Drei Arten von Plattform-Genossenschaften

Der BWGV verfolgt aktuell drei unterschiedliche Ansätze, um die Gründung von Plattform-Genossenschaften zu unterstützen:

1. Lokale Handels- und Dienstleistungsplattformen

Durch die Vernetzung der lokalen Akteure (online und offline) können genossenschaftlich organisierte Plattformen Handels-, Dienstleistungs- und Behördenangebote bündeln und damit die Wirtschaft vor Ort stärken. Solche Online-Portale stellen einen Marktplatz für lokale Geschäfte und regionale Produkte und Dienstleistungen zur Verfügung. Die Wertschöpfung bleibt vor Ort. Über die Einbindung der Volksbanken und Raiffeisenbanken vor Ort kann die Finanzierung unter Ausschöpfung von staatlichen Fördermitteln gesichert werden.
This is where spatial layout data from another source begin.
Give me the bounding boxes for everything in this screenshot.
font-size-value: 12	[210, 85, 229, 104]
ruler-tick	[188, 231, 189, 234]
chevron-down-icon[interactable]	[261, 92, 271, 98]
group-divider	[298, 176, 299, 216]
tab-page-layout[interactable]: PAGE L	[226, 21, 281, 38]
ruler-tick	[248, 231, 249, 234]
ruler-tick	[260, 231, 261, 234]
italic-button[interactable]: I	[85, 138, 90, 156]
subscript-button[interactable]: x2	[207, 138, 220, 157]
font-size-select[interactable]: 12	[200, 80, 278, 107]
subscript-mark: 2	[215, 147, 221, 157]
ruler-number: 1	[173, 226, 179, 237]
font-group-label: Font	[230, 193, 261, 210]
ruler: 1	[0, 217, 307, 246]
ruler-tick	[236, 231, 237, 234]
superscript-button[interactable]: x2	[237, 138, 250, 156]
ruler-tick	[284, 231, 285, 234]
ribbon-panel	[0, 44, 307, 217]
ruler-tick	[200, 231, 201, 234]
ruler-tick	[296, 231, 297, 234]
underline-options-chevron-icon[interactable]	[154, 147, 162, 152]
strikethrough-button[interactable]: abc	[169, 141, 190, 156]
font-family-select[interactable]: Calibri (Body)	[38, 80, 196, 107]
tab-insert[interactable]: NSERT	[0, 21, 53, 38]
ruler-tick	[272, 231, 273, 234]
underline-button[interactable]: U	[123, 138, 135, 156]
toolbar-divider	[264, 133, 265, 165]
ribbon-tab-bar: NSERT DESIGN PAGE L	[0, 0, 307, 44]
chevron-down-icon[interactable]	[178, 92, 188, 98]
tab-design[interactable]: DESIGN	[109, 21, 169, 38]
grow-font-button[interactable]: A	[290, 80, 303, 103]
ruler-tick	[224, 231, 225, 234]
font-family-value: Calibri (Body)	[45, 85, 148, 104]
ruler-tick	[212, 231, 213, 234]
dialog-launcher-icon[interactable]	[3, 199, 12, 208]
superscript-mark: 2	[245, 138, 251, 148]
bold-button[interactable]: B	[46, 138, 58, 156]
2. Industrie- und Wirtschaftsplattformen

Plattformbasierte Applikationen werden auch im industriellen Umfeld zum entscheidenden Differenzierungsfaktor. Doch KMU können es meist aus Zeit-, Kompetenz- und Ressourcengründen nicht leisten, in Eigenregie solch ein Plattformsystem aufzubauen. Über eine Genossenschaft kann der Aufbau einer Plattform gemeinschaftlich vorangetrieben werden, ohne dabei die eigene Selbstständigkeit aufzugeben.

3. Spezifische (Branchen-)Plattformen

Genossenschaftliche Plattformen haben beispielsweise im Handwerk großes Potenzial. Denn das Handwerk hat in Zeiten von digitalen Geschäftsmodellen und Plattformen einen entscheidenden Vorteil: Anders als zum Beispiel die großen Digitalkonzerne, die führend im Bereich der Plattformtechnologie sind, verfügt das Handwerk über ein tiefgreifendes Prozess-Know-how. Und auch im Bereich der Pflege ist eine genossenschaftliche Plattformlösung denkbar, die Pflegedienstleister vernetzt und deren Angebot bündelt, um dem Kunden einfach und schnell gefragte Versorgungsoptionen aufzuzeigen.

Fazit

Zusammenfassend bleibt festzuhalten: Die Digitalisierung bietet zahlreiche Chancen für die Wirtschaft. Um diese Chancen zu nutzen, ist die Kooperation innerhalb und über Branchen hinweg essenziell. Die Rechts- und Unternehmensform der eingetragenen Genossenschaft bietet hierzu die Möglichkeit. Dies gilt insbesondere im Bereich der Plattformökonomie. Dieses Potenzial sollte genutzt werden, um gerade kleine und mittelständische Unternehmen in einer globalen Wirtschaft wettbewerbsfähig zu machen oder zu halten.